Donnerstag, 24. Oktober 2013

Kampf der Gartenzwergisierung! – Über Sprache


Sie sind jetzt – die "letzten warmen Tage in Berlin", von denen "Element of crime" auf dem Album "Romantik" wunderbar sehnsuchtsvoll und klarsichtig über den Großstadtherbst singt.
Voller Klarsichtigkeit und Sehnsucht beschäftigt sich der Song auch mit dem öffentlichen Sprachgebrauch – oder besser gesagt mit der verunklarten Sprache und der Sehnsucht nach Klarheit.
Denn, so die Einsicht: "ohne Klarheit in der Sprache ist der Mensch nur ein Gartenwerg."

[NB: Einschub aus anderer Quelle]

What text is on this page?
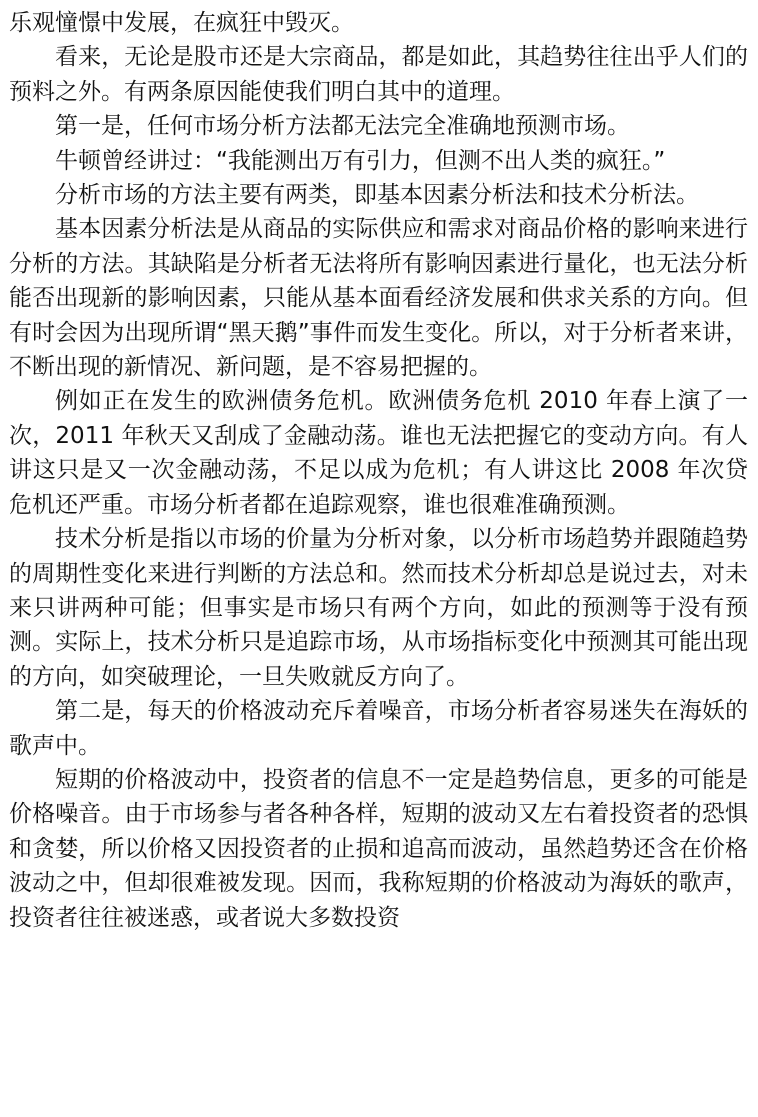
乐观憧憬中发展，在疯狂中毁灭。

看来，无论是股市还是大宗商品，都是如此，其趋势往往出乎人们的预料之外。有两条原因能使我们明白其中的道理。

第一是，任何市场分析方法都无法完全准确地预测市场。

牛顿曾经讲过：“我能测出万有引力，但测不出人类的疯狂。”

分析市场的方法主要有两类，即基本因素分析法和技术分析法。

基本因素分析法是从商品的实际供应和需求对商品价格的影响来进行分析的方法。其缺陷是分析者无法将所有影响因素进行量化，也无法分析能否出现新的影响因素，只能从基本面看经济发展和供求关系的方向。但有时会因为出现所谓“黑天鹅”事件而发生变化。所以，对于分析者来讲，不断出现的新情况、新问题，是不容易把握的。

例如正在发生的欧洲债务危机。欧洲债务危机 2010 年春上演了一次，2011 年秋天又刮成了金融动荡。谁也无法把握它的变动方向。有人讲这只是又一次金融动荡，不足以成为危机；有人讲这比 2008 年次贷危机还严重。市场分析者都在追踪观察，谁也很难准确预测。

技术分析是指以市场的价量为分析对象，以分析市场趋势并跟随趋势的周期性变化来进行判断的方法总和。然而技术分析却总是说过去，对未来只讲两种可能；但事实是市场只有两个方向，如此的预测等于没有预测。实际上，技术分析只是追踪市场，从市场指标变化中预测其可能出现的方向，如突破理论，一旦失败就反方向了。

第二是，每天的价格波动充斥着噪音，市场分析者容易迷失在海妖的歌声中。

短期的价格波动中，投资者的信息不一定是趋势信息，更多的可能是价格噪音。由于市场参与者各种各样，短期的波动又左右着投资者的恐惧和贪婪，所以价格又因投资者的止损和追高而波动，虽然趋势还含在价格波动之中，但却很难被发现。因而，我称短期的价格波动为海妖的歌声，投资者往往被迷惑，或者说大多数投资
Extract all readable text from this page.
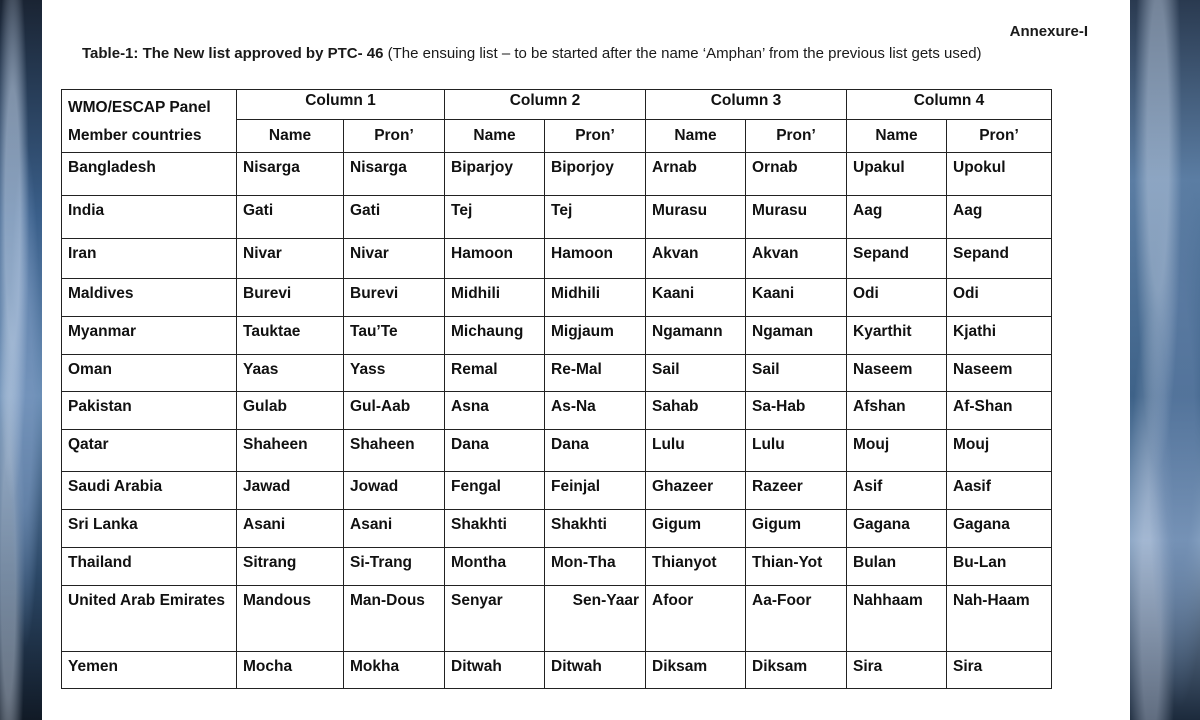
Annexure-I
Table-1: The New list approved by PTC- 46 (The ensuing list – to be started after the name ‘Amphan’ from the previous list gets used)
WMO/ESCAP Panel Member countries	Column 1		Column 2		Column 3		Column 4	
	Name	Pron’	Name	Pron’	Name	Pron’	Name	Pron’
Bangladesh	Nisarga	Nisarga	Biparjoy	Biporjoy	Arnab	Ornab	Upakul	Upokul
India	Gati	Gati	Tej	Tej	Murasu	Murasu	Aag	Aag
Iran	Nivar	Nivar	Hamoon	Hamoon	Akvan	Akvan	Sepand	Sepand
Maldives	Burevi	Burevi	Midhili	Midhili	Kaani	Kaani	Odi	Odi
Myanmar	Tauktae	Tau’Te	Michaung	Migjaum	Ngamann	Ngaman	Kyarthit	Kjathi
Oman	Yaas	Yass	Remal	Re-Mal	Sail	Sail	Naseem	Naseem
Pakistan	Gulab	Gul-Aab	Asna	As-Na	Sahab	Sa-Hab	Afshan	Af-Shan
Qatar	Shaheen	Shaheen	Dana	Dana	Lulu	Lulu	Mouj	Mouj
Saudi Arabia	Jawad	Jowad	Fengal	Feinjal	Ghazeer	Razeer	Asif	Aasif
Sri Lanka	Asani	Asani	Shakhti	Shakhti	Gigum	Gigum	Gagana	Gagana
Thailand	Sitrang	Si-Trang	Montha	Mon-Tha	Thianyot	Thian-Yot	Bulan	Bu-Lan
United Arab Emirates	Mandous	Man-Dous	Senyar	Sen-Yaar	Afoor	Aa-Foor	Nahhaam	Nah-Haam
Yemen	Mocha	Mokha	Ditwah	Ditwah	Diksam	Diksam	Sira	Sira
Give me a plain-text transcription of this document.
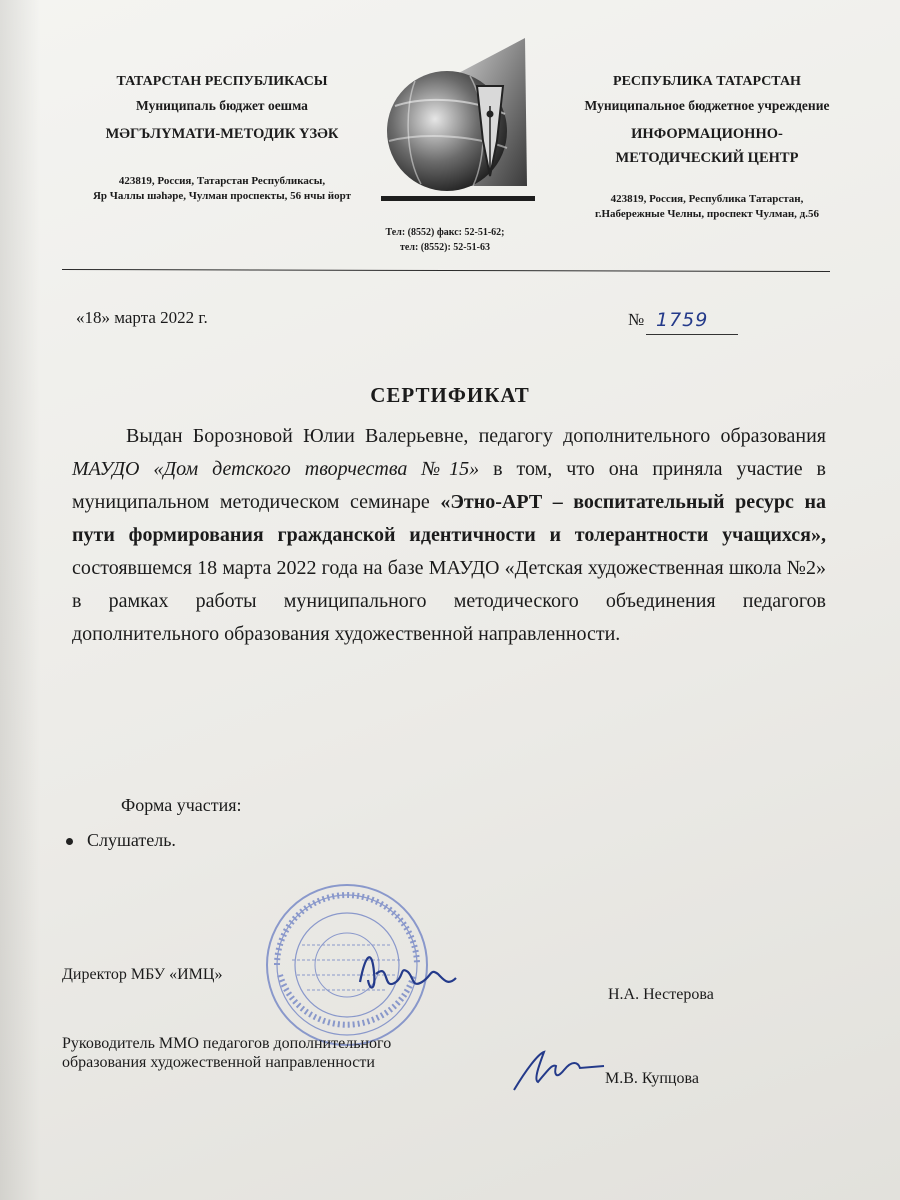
ТАТАРСТАН РЕСПУБЛИКАСЫ
Муниципаль бюджет оешма
МӘГЪЛҮМАТИ-МЕТОДИК ҮЗӘК
423819, Россия, Татарстан Республикасы,
Яр Чаллы шәһәре, Чулман проспекты, 56 нчы йорт
Тел: (8552) факс: 52-51-62;
тел: (8552): 52-51-63
РЕСПУБЛИКА ТАТАРСТАН
Муниципальное бюджетное учреждение
ИНФОРМАЦИОННО-
МЕТОДИЧЕСКИЙ ЦЕНТР
423819, Россия, Республика Татарстан,
г.Набережные Челны, проспект Чулман, д.56
«18» марта 2022 г.	№ 1759
СЕРТИФИКАТ
Выдан Борозновой Юлии Валерьевне, педагогу дополнительного образования МАУДО «Дом детского творчества №15» в том, что она приняла участие в муниципальном методическом семинаре «Этно-АРТ – воспитательный ресурс на пути формирования гражданской идентичности и толерантности учащихся», состоявшемся 18 марта 2022 года на базе МАУДО «Детская художественная школа №2» в рамках работы муниципального методического объединения педагогов дополнительного образования художественной направленности.
Форма участия:
Слушатель.
Директор МБУ «ИМЦ»
Н.А. Нестерова
Руководитель ММО педагогов дополнительного
образования художественной направленности
М.В. Купцова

Diese Verunklarung der öffentlichen Sprache ist auch mir seit geraumer Zeit ein Dorn im Auge.
Das beginnt bei den Bezugsbedingungen der als „Arbeitslosengeldes II“ bezeichneten Hilfe, die ja gar keine Arbeitslosigkeit voraussetzen, sondern mit dem auch geringfügig Beschäftigte „aufstocken“, wofür sich wiederum ja das „Hartzen“ als bürgernahe (Un)Deutlichkeit breitgemacht hat. Aber auch die damals endlos langen Diskussionen um Krieg oder Nicht-Krieg in Afghanistan zeigen das, ebenso wie der ekelhaft hohle Euphemismus „Schwangerschaftsunterbrechung“ oder die humanen „Weichziele“ der Waffenindustrie.
Gleiches gilt für die Standardarchitektur von Arbeitszeugnissen, die sich nur mithilfe der Binnencodes „vollumfänglich“ „zur vollsten Zufriedenheit“ lesen lassen.
Anderes wiederum wirkt eher lustig bis lächerlich, wie die adventlichen „Jahresendflügelfiguren“ in der DDR oder die Bezeichnung der Parkgebühren als „Parkraumbewirtschaftung“.
Gar nicht zu reden sei von den meist unlesbar verklausulierten Nutzungsbedingungen in Sozialen Netzwerken, bei mobilen Apps und anderswo, die oft ungelesen bleiben oder aber eher zur Desinformation beitragen.

Wald, Rügen
Sicher, mit solchen Prozeduren kann man sich rechtlich absichern, sei es im Rahmen von völkerrechtlichen Verpflichtungen oder bei arbeitsrechtlichen Prozessen. Mit Sicherheit sind bestimmte „Sagbarkeitsregeln“1 in vielen Fällen sinnvoll, denn sie schaffen Schutzräume, die eine ungeschützt deutliche Sprache nicht zuließe. So lässt sich im politischen Betrieb einiges noch offen halten, seien es nun die Koalitionsverhandlungen oder Vor-Wahlversprechen, die dann in (ungewollten) Koalitionen gebrochen werden müssen. Auch in der Theologie wäre man häufig besser dran, Dinge sprachlich in der Schwebe zu lassen – der Wunsch nach ökumenischen „In-via-Erklärungen“ (also „Wir-sind-noch-auf-dem-Weg-und-nicht-am-definitorischen-Ende-Aussagen“) zeigt das beispielhaft.
Aber offen haltende Sprache ist nicht notgedrungen unklare oder verunklarende Sprache.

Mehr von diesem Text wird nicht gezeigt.